Thomas removed another panel from the Warwick node, then he handed it to me and went on talking. “In theory, you could create a working device of this type with much more primitive components than this one. This device is the product of centuries of development.”

“More primitive? In what way?”

“Much of what this device does is suppress external stimuli prior to the transfer. The same could be done with a sensory deprivation pool and a proper environment.”

He took the panel from my hands and packed it in the case, then he closed the lid and set a security key. “Would you carry that over to the other cases and bring back an empty one?”

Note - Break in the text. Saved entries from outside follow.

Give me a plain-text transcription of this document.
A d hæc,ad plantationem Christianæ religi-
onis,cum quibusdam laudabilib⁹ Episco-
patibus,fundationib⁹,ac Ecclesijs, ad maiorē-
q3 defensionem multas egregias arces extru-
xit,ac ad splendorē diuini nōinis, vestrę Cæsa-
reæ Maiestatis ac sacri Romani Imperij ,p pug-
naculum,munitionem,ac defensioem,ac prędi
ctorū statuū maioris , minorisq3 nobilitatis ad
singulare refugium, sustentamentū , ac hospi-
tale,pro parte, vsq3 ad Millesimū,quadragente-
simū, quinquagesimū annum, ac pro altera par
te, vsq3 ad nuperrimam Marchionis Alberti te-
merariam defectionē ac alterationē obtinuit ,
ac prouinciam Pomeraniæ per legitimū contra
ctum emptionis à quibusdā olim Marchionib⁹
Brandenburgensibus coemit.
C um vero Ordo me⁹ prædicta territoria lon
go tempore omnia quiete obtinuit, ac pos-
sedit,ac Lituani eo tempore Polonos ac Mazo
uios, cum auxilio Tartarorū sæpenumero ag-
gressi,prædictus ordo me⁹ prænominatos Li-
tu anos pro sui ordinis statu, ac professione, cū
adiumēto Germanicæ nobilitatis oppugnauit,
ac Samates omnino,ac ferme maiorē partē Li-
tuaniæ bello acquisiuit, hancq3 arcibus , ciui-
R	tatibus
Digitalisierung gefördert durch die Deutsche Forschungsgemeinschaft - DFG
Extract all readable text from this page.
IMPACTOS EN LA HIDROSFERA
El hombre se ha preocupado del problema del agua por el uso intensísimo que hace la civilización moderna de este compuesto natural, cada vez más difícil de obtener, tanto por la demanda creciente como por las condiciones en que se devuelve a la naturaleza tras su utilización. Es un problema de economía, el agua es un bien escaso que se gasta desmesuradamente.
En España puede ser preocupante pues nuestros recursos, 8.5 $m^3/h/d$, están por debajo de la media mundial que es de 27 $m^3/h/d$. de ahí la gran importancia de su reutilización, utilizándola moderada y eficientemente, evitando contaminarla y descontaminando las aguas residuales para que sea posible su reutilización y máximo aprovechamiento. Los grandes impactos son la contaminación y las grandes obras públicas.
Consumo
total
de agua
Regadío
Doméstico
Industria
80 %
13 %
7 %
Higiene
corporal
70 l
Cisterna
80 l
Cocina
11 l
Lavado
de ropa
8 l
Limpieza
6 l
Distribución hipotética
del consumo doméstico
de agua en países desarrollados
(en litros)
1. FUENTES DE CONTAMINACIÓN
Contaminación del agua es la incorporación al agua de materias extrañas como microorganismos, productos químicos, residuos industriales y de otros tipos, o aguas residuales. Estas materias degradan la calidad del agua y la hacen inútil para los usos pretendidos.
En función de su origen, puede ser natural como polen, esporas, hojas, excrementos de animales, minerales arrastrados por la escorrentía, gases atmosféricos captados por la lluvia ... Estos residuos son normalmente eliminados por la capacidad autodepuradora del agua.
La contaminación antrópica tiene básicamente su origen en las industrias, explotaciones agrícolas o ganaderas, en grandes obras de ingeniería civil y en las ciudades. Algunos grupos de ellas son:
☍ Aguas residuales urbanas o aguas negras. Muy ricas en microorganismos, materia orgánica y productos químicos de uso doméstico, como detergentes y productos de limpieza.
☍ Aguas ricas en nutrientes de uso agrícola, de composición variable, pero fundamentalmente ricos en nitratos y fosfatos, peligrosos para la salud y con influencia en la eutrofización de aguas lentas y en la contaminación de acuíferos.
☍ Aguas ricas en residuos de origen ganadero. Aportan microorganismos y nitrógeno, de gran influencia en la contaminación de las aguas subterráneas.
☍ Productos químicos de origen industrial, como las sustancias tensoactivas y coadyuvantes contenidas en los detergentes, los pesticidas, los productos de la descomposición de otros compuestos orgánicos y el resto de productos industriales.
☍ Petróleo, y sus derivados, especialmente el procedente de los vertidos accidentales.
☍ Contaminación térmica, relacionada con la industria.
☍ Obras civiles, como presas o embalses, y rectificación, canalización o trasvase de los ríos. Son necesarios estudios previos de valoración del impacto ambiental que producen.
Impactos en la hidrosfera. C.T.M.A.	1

I looked over where he was pointing and saw that he had already stacked up several of the armored packing cases in the corner of the room. “Yeah, sure.” I picked it up and found it to be much lighter than I expected. I carried it across the room and stacked it in the pile with the others. He was already removing another panel when I returned with an empty case.

“Take this. So, once the device stimulates neuroplasticity in the object, a subsystem performs the task of matching the brainwaves of the object with those of the subject. It then rewrites the neural pathways of the object, matching the subject’s pathways as closely as possible. The end result is a qualitative copy of the original mind.”

“A qualitative copy?”

“Yes. Biology is inherently noisy. There is always some measure of error, but the Warwick node appears to perform a sort of error-correction to the data it transcribes.”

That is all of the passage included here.